Abder Bettache - Alger (Le Soir)
L’affaire est unique et restera gravée dans les annales de la Sûreté
nationale. En effet, pendante devant la Cour suprême depuis quatre
années, l’affaire de l’ex-directeur de l’Ecole supérieure de police de
Châteauneuf sera de nouveau rejugée.
Le procès aura lieu mardi prochain après la décision prise par les
magistrats de la Cour suprême qui ont donné une suite favorable au
pourvoi de cassation introduit par la défense, en renvoyant l’affaire de
nouveau devant le tribunal correctionnel.
Le procès en question, faut-il le rappeler, se tiendra après deux
jugements. Le premier a eu lieu en première instance, soit au niveau du
tribunal correctionnel de Sidi- M’hamed, alors que le second, soit le
procès en appel, s’est tenu au niveau de la cour.
Pour rappel, l’ex-directeur de l’Ecole supérieure de police de
Châteauneuf avait été condamné en dernière instance (cour) à trois
années de prison, dont une avec sursis. La même juridiction a prononcé
des peines allant de deux années à une année avec sursis respectivement
à l’encontre de l’ex-commissaire de police Corso Abdelkader, de Zebouchi
et Amrar-Sid, alors que Ziane Khaled a été relaxé.

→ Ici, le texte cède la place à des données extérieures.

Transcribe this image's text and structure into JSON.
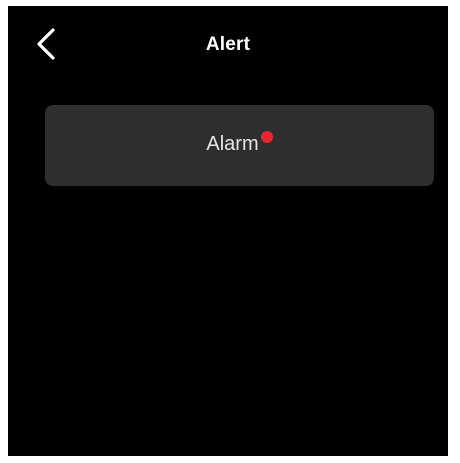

Les huit autres personnes poursuivies dans la même affaire mais non
détenues, et contre lesquelles l’avocate générale a requis des peines de
cinq années de prison ferme, ont tous bénéficié de la relaxe. Il s’agit
notamment de Guettaf, Sansari, Hanane, Bouraï, Hadadi et Ouahab, pour
lesquels les avocats ont plaidé la relaxe.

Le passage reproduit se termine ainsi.